Moreno asserted, “While college grads in America struggle to find work, globalist politicians and C-Suite executives have spent decades shipping good-paying jobs overseas in pursuit of slave wages and immense profits – those days are over.” His office noted that “if companies want to hire foreign workers instead of Americans, my bill will hit them where it hurts: their pocketbooks.”
Business Standard explained said skilled Indian professionals “already grappling with the newly imposed $100,000 H-1B visa fees may soon face another setback” and detailed that former Reserve Bank of India Governor Raghuram Rajan remarked, “What we’re seeing is a creeping extension of tariffs from goods to services. This is a threat.” Business Standard added that “Trump’s political base has been vocal about reducing dependence on foreign labour, particularly Indian tech workers.”

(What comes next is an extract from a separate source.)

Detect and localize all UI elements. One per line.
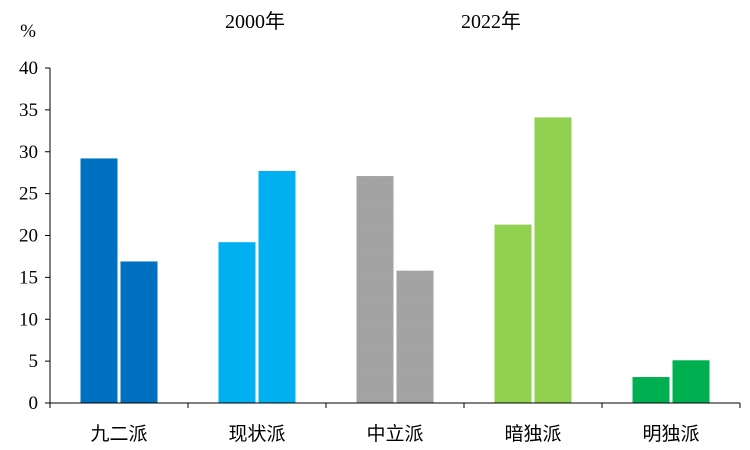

Business Standard detailed Indian sector exposure, noting U.S. business is the biggest revenue source for India’s major IT companies, and listed potential consequences: “Reduced demand for outsourced jobs,” “Tighter visa environment,” and “Impact on India’s IT exports.” Rajan added that the HIRE Act is “much more important for us” than the H-1B fee hike.
Moreno’s new outsourcing tax proposal arrives immediately after his separate SAFE HIRE Act gained major labor union backing. As Breitbart News previously reported in September 25: “Teamsters President Sean M. O’Brien is throwing his support behind a plan from Sen. Bernie Moreno (R-OH) that would hugely increase penalties for company executives who hire illegal aliens for American jobs, including prison sentences.”
In that earlier immigration enforcement proposal, Moreno “introduced the SAFE HIRE Act to require companies to certify that their workforce is legal and impose penalties of up to $1 million and 10 years imprisonment if they lie on such reports” and “penalties of up to $5 million and 20 years imprisonment on company executives who hire illegal aliens.”